The Centers for Disease Control and Prevention (CDC) extended its federal eviction moratorium, bringing rent relief to millions of renters.

This marks the third time the agency has pushed the eviction deadline back due to the coronavirus pandemic. The first order was given last September and was due to expire at the end of 2020 but was extended in December.

The last extension was set to expire at the end of March, leaving millions wondering if they might be kicked out of their home while the pandemic continues and cases have been on the rise for the last two weeks.

More than $50 million in federal rent relief was included in the latest federal stimulus package. Twenty-five million was allocated at the end of last year and another $25 million was added in Biden’s American Rescue Plan Act.

According to a Moody’s report, renters across the country owed around $57 million in back rent from the pandemic.

“The COVID-19 pandemic has presented a historic threat to the nation’s public health,” CDC Director Dr. Rochelle Walensky said in a statement. “Keeping people in their homes and out of crowded or congregate settings—like homeless shelters—by preventing evictions is a key step in helping to stop the spread of COVID-19.”

According to the Census Bureau, more than 8 million Americans are currently behind on their rent. Additionally, studies have shown that evictions lead to the spread of COVID-19 as those evicted are forced to move into crowded spaces with family.

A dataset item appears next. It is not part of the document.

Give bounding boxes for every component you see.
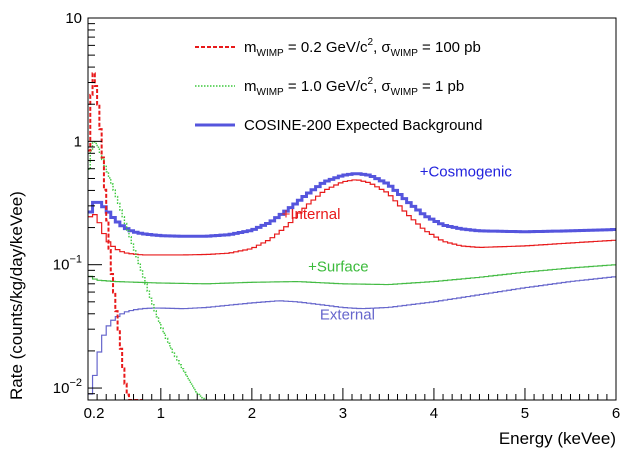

Housing advocates have argued that letting the moratorium expire would result in a tidal wave of eviction proceedings and Americans thrown on the streets. However, landlord trade groups have argued against the moratorium extensions saying landlords are also suffering and the government isn’t thinking about them.

According to CNBC, the eviction ban has hurt single-family rental homeowners. Sixty-six percent of single-family rental homeowners have not been able to collect rent due to the moratorium and 11% of these homeowners have already sold a rental property.